Nigella sativa attenuates myocardial ischemic reperfusion injury in rats.

Myocardial ischemia-reperfusion (I/R) represents a clinically relevant problem associated with thrombolysis, angioplasty, and coronary bypass surgery. Radical oxygen species generated during early reperfusion are the primary activator of mitochondrial permeability transition pore (MPTP) opening which finally results in cardiomyocyte death. Nigella sativa (NS) has been shown to have antioxidant properties.

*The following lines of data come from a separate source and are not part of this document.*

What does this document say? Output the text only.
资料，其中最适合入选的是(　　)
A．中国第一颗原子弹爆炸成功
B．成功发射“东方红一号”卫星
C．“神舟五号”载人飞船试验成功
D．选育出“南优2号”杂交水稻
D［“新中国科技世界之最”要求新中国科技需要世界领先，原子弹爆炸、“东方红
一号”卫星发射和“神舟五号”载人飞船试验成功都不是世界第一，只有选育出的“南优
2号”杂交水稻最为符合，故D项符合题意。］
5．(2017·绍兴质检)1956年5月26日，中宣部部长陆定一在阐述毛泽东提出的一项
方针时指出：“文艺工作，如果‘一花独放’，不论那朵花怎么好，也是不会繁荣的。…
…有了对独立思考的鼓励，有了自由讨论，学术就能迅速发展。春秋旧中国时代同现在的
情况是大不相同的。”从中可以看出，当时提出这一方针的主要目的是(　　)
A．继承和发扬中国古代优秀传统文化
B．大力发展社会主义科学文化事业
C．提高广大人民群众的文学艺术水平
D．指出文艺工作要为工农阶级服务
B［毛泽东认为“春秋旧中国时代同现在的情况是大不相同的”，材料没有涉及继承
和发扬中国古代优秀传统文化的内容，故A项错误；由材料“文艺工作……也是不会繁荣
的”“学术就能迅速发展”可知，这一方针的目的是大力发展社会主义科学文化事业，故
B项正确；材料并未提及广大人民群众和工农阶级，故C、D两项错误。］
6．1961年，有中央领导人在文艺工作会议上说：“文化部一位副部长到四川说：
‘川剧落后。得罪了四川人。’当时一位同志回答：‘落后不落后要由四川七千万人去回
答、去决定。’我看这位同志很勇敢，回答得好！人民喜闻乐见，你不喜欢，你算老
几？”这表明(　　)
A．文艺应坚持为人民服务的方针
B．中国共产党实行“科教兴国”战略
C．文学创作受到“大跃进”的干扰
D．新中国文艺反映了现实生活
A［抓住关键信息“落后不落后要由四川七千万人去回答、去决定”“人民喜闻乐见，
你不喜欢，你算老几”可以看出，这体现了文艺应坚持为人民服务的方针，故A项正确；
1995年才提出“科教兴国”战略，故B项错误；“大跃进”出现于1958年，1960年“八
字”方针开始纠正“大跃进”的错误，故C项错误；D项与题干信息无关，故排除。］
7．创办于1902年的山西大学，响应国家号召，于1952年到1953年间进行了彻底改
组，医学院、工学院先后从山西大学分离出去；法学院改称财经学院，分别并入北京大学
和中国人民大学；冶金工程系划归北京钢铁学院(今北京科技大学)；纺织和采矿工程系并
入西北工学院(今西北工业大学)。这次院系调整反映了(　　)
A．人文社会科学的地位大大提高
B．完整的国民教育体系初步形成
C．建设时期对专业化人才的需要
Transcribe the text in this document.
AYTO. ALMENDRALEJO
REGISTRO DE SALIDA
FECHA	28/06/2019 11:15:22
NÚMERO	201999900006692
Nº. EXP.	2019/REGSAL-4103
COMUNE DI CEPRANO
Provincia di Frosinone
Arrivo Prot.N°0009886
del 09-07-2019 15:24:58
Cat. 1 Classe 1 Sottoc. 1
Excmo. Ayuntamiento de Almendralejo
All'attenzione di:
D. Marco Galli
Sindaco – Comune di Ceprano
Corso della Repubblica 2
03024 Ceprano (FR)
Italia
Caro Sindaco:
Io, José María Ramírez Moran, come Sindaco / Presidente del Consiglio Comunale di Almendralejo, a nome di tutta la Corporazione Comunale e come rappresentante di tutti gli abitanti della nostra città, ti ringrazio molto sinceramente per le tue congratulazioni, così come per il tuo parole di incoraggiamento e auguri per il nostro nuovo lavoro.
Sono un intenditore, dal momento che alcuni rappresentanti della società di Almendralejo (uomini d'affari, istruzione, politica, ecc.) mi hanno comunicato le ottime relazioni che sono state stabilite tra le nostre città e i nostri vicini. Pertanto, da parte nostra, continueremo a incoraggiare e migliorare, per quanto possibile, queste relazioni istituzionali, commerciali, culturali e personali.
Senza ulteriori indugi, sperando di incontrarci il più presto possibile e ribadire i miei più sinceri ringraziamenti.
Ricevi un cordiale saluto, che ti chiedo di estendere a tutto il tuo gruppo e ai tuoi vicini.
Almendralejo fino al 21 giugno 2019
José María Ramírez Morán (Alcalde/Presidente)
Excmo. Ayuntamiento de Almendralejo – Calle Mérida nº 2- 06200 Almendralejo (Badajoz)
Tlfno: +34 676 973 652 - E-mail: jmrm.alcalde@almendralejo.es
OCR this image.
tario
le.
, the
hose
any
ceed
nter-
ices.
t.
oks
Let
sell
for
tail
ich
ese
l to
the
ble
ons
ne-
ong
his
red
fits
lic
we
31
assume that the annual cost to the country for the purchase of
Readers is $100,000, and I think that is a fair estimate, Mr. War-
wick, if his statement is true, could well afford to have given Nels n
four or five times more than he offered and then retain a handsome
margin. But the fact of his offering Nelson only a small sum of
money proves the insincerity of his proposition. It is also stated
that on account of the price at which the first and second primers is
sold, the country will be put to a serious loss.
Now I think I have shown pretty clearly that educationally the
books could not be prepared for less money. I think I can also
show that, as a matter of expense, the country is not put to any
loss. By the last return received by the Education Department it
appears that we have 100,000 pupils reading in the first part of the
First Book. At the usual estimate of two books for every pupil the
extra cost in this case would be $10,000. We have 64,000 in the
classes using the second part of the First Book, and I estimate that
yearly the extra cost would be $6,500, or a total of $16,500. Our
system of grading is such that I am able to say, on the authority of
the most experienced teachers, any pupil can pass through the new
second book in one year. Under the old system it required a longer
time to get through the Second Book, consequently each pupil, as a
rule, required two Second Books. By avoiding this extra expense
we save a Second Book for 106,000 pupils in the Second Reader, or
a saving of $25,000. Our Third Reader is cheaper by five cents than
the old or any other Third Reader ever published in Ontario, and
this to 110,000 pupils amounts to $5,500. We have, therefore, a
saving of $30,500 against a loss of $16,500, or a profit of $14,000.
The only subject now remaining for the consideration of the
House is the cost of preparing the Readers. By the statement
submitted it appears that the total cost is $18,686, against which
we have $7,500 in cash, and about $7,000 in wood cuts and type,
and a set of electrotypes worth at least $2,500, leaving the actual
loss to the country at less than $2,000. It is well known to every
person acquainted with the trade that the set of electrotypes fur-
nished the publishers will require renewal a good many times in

The present study aimed to determine whether supplementation with NS can provide sufficient protection for the myocardium against I/R insult and any possible role on mitochondrial MPTP. Adult male Wistar rats were allocated into two groups: control group and NS-treated group receiving NS (800 mg/kg) orally for 12 weeks. Rats' isolated hearts were perfused in Langendorff preparation to determine the baseline heart beating rate, developed peak tension, time to peak tension, rate of tension development, half relaxation time, and myocardial flow rate. Ischemia was then induced by stopping the perfusion fluid for 30 min, followed by 30 min of reperfusion and recording post I/R cardiac functions. Hearts were then used for assessment of malondialdehyde (MDA) and nicotinamide adenine dinucleotide (NAD(+)), since the hydrolysis of mitochondrial NAD(+) directly reflects MPTP opening in situ, and for histological examination. The NS-treated group showed enhanced post I/R contractile and vascular recovery, which was accompanied by elevated NAD(+) and decreased MDA compared to the control group. Histological examination showed marked improvement of cardiac musculature compared to the control group. In conclusion, N. sativa afforded substantial recovery of post I/R cardiac functions probably via inhibition of MPTP opening.